2018年08月20日 公開
2023年03月14日 更新
新規事業のプロジェクトも、日本企業における成功率は極めて低いのが現状です。
大企業でよくあるのが、社内のコンペやビジネスプランコンテストで選ばれたテーマをプロジェクト化し、アイデアの提案者にプロマネを任せるケースです。
この場合、スタート時には役員レベルが何人も後ろ盾について応援してくれます。
ところが、途中からプロジェクトの雲行きが怪しくなったり、自分が管轄する部門に不利益となる事態が発生した途端、役員たちはさっさと手を引いて逃げ出します。
支援者を失ったプロマネは、必要な人材や予算などのリソースを失い、プロジェクトは完全に頓挫します。メンバーからは突き上げをくらい、チーム内は混乱に陥ったまま、最終的に中途半端な状態でプロジェクトは解散に至ってしまう……。これが典型的な失敗パターンです。
さらにひどいのは、プロマネ一人が失敗の責任を負うことになり、プロジェクトが終わってからも周囲からの評価は下がったままになってしまうことです。
スタートの時点で、後ろ盾についた役員が「もし失敗しても責任は自分がとる」と明確にしていれば、この事態は回避できるはずです。ところが日本のプロジェクトは、権限や責任の所在が曖昧なまま進むので、いざ問題が起こった時に結局プロマネが泥をかぶることになります。
プロマネを引き受けても何もいいことがないのだから、社員たちが「プロジェクトには参加せず、通常の業務に専念したほうが得だ」と考えるのも無理はありません。
しかし実際は、前述の通り、どの会社でも「プロジェクト的な仕事」は増える一方です。
そのたびに誰かが嫌々ながらプロマネを引き受け、メンバーも会社の命令によって仕方なく参加していたら、プロジェクトの失敗確率はますます上がるだけです。
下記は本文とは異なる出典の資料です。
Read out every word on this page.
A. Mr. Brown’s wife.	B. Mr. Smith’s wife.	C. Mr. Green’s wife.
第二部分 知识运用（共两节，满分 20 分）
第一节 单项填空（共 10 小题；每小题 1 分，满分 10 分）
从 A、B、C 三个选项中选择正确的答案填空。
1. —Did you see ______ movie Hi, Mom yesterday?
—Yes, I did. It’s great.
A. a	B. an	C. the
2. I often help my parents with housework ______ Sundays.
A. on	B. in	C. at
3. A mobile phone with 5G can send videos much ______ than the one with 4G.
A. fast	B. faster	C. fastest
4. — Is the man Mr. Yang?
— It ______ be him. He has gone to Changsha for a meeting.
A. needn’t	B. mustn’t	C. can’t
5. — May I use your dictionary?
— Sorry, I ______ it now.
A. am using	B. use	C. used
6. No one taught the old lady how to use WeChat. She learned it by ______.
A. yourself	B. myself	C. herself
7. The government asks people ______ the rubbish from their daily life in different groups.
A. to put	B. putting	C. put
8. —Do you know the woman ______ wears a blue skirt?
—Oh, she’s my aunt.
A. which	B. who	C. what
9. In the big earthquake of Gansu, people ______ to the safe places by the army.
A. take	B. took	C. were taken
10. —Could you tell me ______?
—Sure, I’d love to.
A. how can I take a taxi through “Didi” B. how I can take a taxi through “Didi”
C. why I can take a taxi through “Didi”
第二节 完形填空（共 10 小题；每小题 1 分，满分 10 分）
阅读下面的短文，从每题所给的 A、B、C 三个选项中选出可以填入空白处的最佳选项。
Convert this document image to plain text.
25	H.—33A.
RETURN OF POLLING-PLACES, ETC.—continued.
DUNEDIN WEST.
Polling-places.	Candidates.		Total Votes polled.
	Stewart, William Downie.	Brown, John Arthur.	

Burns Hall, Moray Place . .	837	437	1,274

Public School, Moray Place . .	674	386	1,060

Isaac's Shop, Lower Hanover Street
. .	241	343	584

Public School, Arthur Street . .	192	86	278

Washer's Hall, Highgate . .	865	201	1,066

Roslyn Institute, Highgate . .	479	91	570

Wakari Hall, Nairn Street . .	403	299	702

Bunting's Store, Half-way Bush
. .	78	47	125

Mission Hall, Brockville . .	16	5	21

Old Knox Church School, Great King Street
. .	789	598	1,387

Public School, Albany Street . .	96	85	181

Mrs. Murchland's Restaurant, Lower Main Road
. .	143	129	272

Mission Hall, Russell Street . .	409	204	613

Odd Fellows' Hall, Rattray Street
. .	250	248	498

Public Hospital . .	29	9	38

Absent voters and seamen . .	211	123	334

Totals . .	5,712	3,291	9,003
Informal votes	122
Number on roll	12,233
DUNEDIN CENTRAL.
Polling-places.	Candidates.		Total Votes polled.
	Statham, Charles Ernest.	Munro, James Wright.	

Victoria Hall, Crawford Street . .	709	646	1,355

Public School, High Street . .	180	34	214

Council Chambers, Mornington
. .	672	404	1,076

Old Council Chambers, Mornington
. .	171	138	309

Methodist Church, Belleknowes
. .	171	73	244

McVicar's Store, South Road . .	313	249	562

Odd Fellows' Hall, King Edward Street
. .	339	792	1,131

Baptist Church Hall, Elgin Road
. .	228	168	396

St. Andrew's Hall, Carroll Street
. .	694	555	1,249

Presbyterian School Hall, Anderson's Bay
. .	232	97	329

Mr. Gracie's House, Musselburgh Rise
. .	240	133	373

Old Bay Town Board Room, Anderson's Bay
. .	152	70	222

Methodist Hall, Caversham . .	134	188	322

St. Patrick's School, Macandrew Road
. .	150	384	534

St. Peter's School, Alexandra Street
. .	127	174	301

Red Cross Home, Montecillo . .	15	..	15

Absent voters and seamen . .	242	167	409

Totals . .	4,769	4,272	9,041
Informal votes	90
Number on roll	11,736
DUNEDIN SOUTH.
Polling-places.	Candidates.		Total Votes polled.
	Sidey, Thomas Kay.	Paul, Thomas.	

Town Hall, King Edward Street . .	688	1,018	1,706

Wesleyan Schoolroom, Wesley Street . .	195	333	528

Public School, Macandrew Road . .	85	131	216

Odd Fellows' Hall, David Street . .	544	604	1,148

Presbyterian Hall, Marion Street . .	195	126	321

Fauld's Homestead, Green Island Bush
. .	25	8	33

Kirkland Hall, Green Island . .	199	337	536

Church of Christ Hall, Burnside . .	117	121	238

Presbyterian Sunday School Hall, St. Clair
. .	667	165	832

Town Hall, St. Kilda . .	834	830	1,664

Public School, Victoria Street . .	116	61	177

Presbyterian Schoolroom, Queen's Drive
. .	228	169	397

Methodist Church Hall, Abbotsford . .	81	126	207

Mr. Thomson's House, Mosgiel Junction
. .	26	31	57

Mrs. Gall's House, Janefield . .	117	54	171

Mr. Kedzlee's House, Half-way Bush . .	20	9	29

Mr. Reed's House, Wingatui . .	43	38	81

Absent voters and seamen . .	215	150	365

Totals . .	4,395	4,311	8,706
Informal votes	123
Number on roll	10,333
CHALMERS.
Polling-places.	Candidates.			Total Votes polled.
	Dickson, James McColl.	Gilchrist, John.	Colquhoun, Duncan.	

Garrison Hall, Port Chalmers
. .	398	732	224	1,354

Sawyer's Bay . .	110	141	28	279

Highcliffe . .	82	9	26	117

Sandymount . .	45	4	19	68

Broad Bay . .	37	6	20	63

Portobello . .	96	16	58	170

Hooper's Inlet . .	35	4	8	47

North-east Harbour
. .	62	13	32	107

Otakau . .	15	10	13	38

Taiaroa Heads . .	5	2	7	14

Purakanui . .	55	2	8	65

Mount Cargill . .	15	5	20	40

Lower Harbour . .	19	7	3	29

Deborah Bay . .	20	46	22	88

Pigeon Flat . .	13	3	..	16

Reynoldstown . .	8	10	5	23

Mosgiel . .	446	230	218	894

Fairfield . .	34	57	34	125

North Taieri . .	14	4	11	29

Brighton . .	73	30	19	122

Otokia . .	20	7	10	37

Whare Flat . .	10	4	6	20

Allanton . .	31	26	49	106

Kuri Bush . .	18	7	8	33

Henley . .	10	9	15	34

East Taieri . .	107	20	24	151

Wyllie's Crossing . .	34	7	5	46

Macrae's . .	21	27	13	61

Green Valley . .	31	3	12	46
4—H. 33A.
海外企業との差も広がるばかりで、グローバル競争の中で日本企業だけが取り残されてしまいます。
これは日本という国全体にとっても、大変由々しき事態です。
暗い話が続いてしまいましたが、考え方を変えれば、これはチャンスでもあります。
プロジェクトを敬遠する人が多い今、「プロマネの達人」と呼ばれるほどのノウハウを身につければ、ビジネスパーソンとして抜きん出ることができるからです。
AIがどんなに発達しても、プロマネをやり遂げる力があれば、あなたはどの企業でも引く手あまたの人材になれるはずです。